Foundation and Earth

And it's Clarke, not Heinlein, who said that "Any sufficiently advanced technology is indistinguishable from magic." But you attributed the quote to one of the big three anyway, the others being Asimov and Heinlein.

Ironically F&E is the only Foundation book I own (the others I borrow from my father who introduced me to sff as a teen) so it's the one I most often re-read. Can't say that I relish the notion of the hive mind either, but I did enjoy the journey.
 
Asimov always intended Gaia to fail.

See this passage from Foundation and Earth-

Bliss raised her eyebrows. “I understand that. I merely mean we have no records of the type that Trev—Trevize—is talking about, or was at all likely to come across. I/we/Gaia have no writings, no printings, no films, no computer data banks, nothing. We have no carvings on stone, for that matter.

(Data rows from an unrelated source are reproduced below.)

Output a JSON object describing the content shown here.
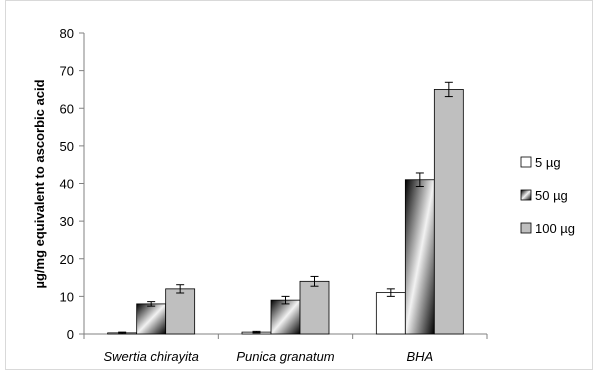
{
  "chart_data": {
    "type": "bar",
    "title": "",
    "xlabel": "",
    "ylabel": "µg/mg equivalent to ascorbic acid",
    "categories": [
      "Swertia chirayita",
      "Punica granatum",
      "BHA"
    ],
    "series": [
      {
        "name": "5 µg",
        "values": [
          0.3,
          0.5,
          11
        ],
        "errors": [
          0.2,
          0.2,
          1.0
        ],
        "fill": "#ffffff"
      },
      {
        "name": "50 µg",
        "values": [
          8,
          9,
          41
        ],
        "errors": [
          0.6,
          1.0,
          1.8
        ],
        "fill": "gradient-dark"
      },
      {
        "name": "100 µg",
        "values": [
          12,
          14,
          65
        ],
        "errors": [
          1.1,
          1.3,
          1.9
        ],
        "fill": "#bfbfbf"
      }
    ],
    "yticks": [
      0,
      10,
      20,
      30,
      40,
      50,
      60,
      70,
      80
    ],
    "ylim": [
      0,
      80
    ],
    "grid": false,
    "legend_position": "right"
  },
  "colors": {
    "axis": "#808080",
    "bar_stroke": "#000000",
    "light_bar": "#bfbfbf",
    "white_bar": "#ffffff"
  }
}
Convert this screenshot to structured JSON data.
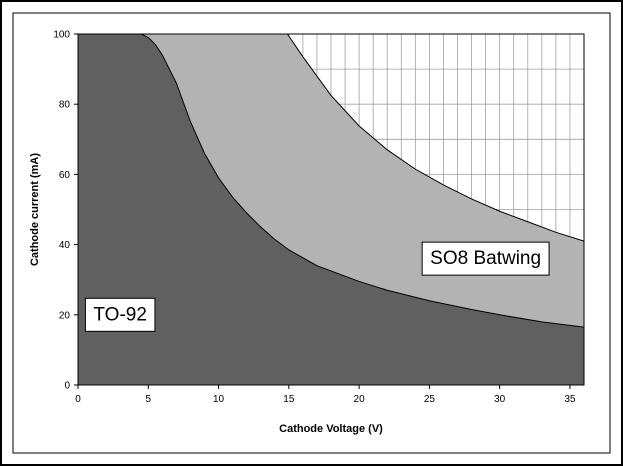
{
  "chart_data": {
    "type": "area",
    "title": "",
    "xlabel": "Cathode Voltage (V)",
    "ylabel": "Cathode current (mA)",
    "xlim": [
      0,
      36
    ],
    "ylim": [
      0,
      100
    ],
    "x_ticks": [
      0,
      5,
      10,
      15,
      20,
      25,
      30,
      35
    ],
    "y_ticks": [
      0,
      20,
      40,
      60,
      80,
      100
    ],
    "x_tick_labels": [
      "0",
      "5",
      "10",
      "15",
      "20",
      "25",
      "30",
      "35"
    ],
    "y_tick_labels": [
      "0",
      "20",
      "40",
      "60",
      "80",
      "100"
    ],
    "grid": true,
    "legend": "none",
    "series": [
      {
        "name": "SO8 Batwing",
        "color": "#b3b3b3",
        "points": [
          [
            0,
            100
          ],
          [
            14.9,
            100
          ],
          [
            16,
            93.5
          ],
          [
            18,
            82.5
          ],
          [
            20,
            73.8
          ],
          [
            22,
            67
          ],
          [
            24,
            61.5
          ],
          [
            26,
            57
          ],
          [
            28,
            53
          ],
          [
            30,
            49.5
          ],
          [
            32,
            46.5
          ],
          [
            34,
            43.5
          ],
          [
            36,
            41
          ]
        ]
      },
      {
        "name": "TO-92",
        "color": "#606060",
        "points": [
          [
            0,
            100
          ],
          [
            4.5,
            100
          ],
          [
            5,
            99
          ],
          [
            5.5,
            97
          ],
          [
            6,
            94
          ],
          [
            7,
            86
          ],
          [
            8,
            75
          ],
          [
            9,
            66
          ],
          [
            10,
            59
          ],
          [
            11,
            53.5
          ],
          [
            12,
            49
          ],
          [
            13,
            45
          ],
          [
            14,
            41.5
          ],
          [
            15,
            38.5
          ],
          [
            17,
            34
          ],
          [
            20,
            29.5
          ],
          [
            22,
            27
          ],
          [
            25,
            24
          ],
          [
            28,
            21.5
          ],
          [
            30,
            20
          ],
          [
            33,
            18
          ],
          [
            36,
            16.5
          ]
        ]
      }
    ],
    "annotations": [
      {
        "text": "SO8 Batwing",
        "x": 29,
        "y": 36
      },
      {
        "text": "TO-92",
        "x": 3,
        "y": 20
      }
    ]
  }
}
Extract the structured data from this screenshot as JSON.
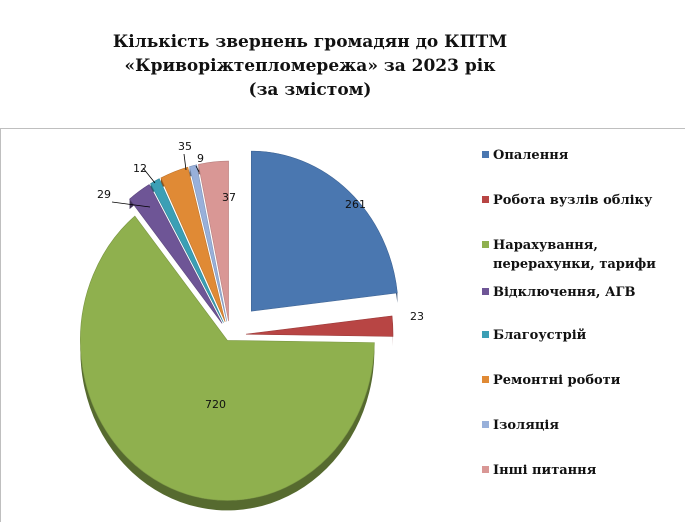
{
  "chart_data": {
    "type": "pie",
    "title_lines": [
      "Кількість звернень громадян до КПТМ",
      "«Криворіжтепломережа» за 2023 рік",
      "(за змістом)"
    ],
    "categories": [
      "Опалення",
      "Робота вузлів обліку",
      "Нарахування,\nперерахунки, тарифи",
      "Відключення, АГВ",
      "Благоустрій",
      "Ремонтні роботи",
      "Ізоляція",
      "Інші питання"
    ],
    "values": [
      261,
      23,
      720,
      29,
      12,
      35,
      9,
      37
    ],
    "value_labels": [
      "261",
      "23",
      "720",
      "29",
      "12",
      "35",
      "9",
      "37"
    ],
    "colors": [
      "#4a77b0",
      "#b84544",
      "#8fb04e",
      "#6e5596",
      "#3b9fb5",
      "#e08a35",
      "#98b0da",
      "#d99795"
    ],
    "legend_position": "right",
    "exploded": true
  }
}
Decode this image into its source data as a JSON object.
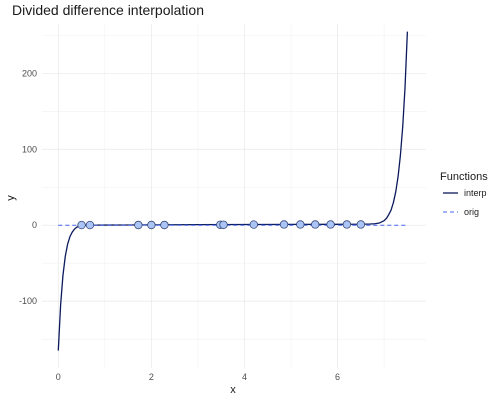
{
  "chart_data": {
    "type": "line",
    "title": "Divided difference interpolation",
    "xlabel": "x",
    "ylabel": "y",
    "xlim": [
      -0.35,
      7.9
    ],
    "ylim": [
      -188,
      265
    ],
    "x_ticks": [
      0,
      2,
      4,
      6
    ],
    "y_ticks": [
      -100,
      0,
      100,
      200
    ],
    "grid": true,
    "legend": {
      "title": "Functions",
      "position": "right",
      "entries": [
        {
          "label": "interp",
          "style": "solid",
          "color": "#0b1a5c"
        },
        {
          "label": "orig",
          "style": "dashed",
          "color": "#4466ee"
        }
      ]
    },
    "series": [
      {
        "name": "interp",
        "style": "solid",
        "color": "#0b1a5c",
        "x": [
          0.0,
          0.05,
          0.1,
          0.15,
          0.2,
          0.25,
          0.3,
          0.35,
          0.4,
          0.45,
          0.5,
          0.6,
          0.7,
          0.8,
          1.0,
          2.0,
          3.0,
          4.0,
          5.0,
          6.0,
          6.5,
          6.7,
          6.8,
          6.9,
          7.0,
          7.05,
          7.1,
          7.15,
          7.2,
          7.25,
          7.3,
          7.35,
          7.4,
          7.45,
          7.5
        ],
        "y": [
          -165,
          -105,
          -66,
          -41,
          -25,
          -15,
          -9,
          -5,
          -2.5,
          -1,
          -0.2,
          0,
          0,
          0.1,
          0.2,
          0.5,
          0.8,
          1.0,
          1.1,
          1.2,
          1.3,
          1.6,
          2,
          3,
          6,
          9,
          14,
          20,
          30,
          44,
          64,
          92,
          130,
          182,
          255
        ]
      },
      {
        "name": "orig",
        "style": "dashed",
        "color": "#4466ee",
        "x": [
          0.0,
          7.5
        ],
        "y": [
          0,
          0
        ]
      }
    ],
    "points": {
      "color": "#a9c4f5",
      "stroke": "#3a4a7a",
      "x": [
        0.5,
        0.68,
        1.72,
        2.0,
        2.28,
        3.48,
        3.55,
        4.2,
        4.85,
        5.2,
        5.52,
        5.85,
        6.2,
        6.5
      ],
      "y": [
        0.2,
        0.2,
        0.3,
        0.3,
        0.3,
        0.6,
        0.6,
        0.9,
        1.0,
        1.0,
        1.0,
        1.0,
        1.0,
        1.0
      ]
    }
  }
}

That’s all I’m saying. Naturally, since we have none of these, Trevize found none of these.”
Trevize said, “What do you have, then, if you don’t have any records that I would recognize as records?”
Bliss said, enunciating carefully, as though she were speaking to a child. “I/we/Gaia have a memory. I remember.”
“What do you remember?” asked Trevize.
“Everything.”


Gaia has no books, because they do not need any. Thus Galaxia will have no books either. But Asimov quotes from an Encyclopedia Galactica published in the far future. Thus Galaxia is sure to fail.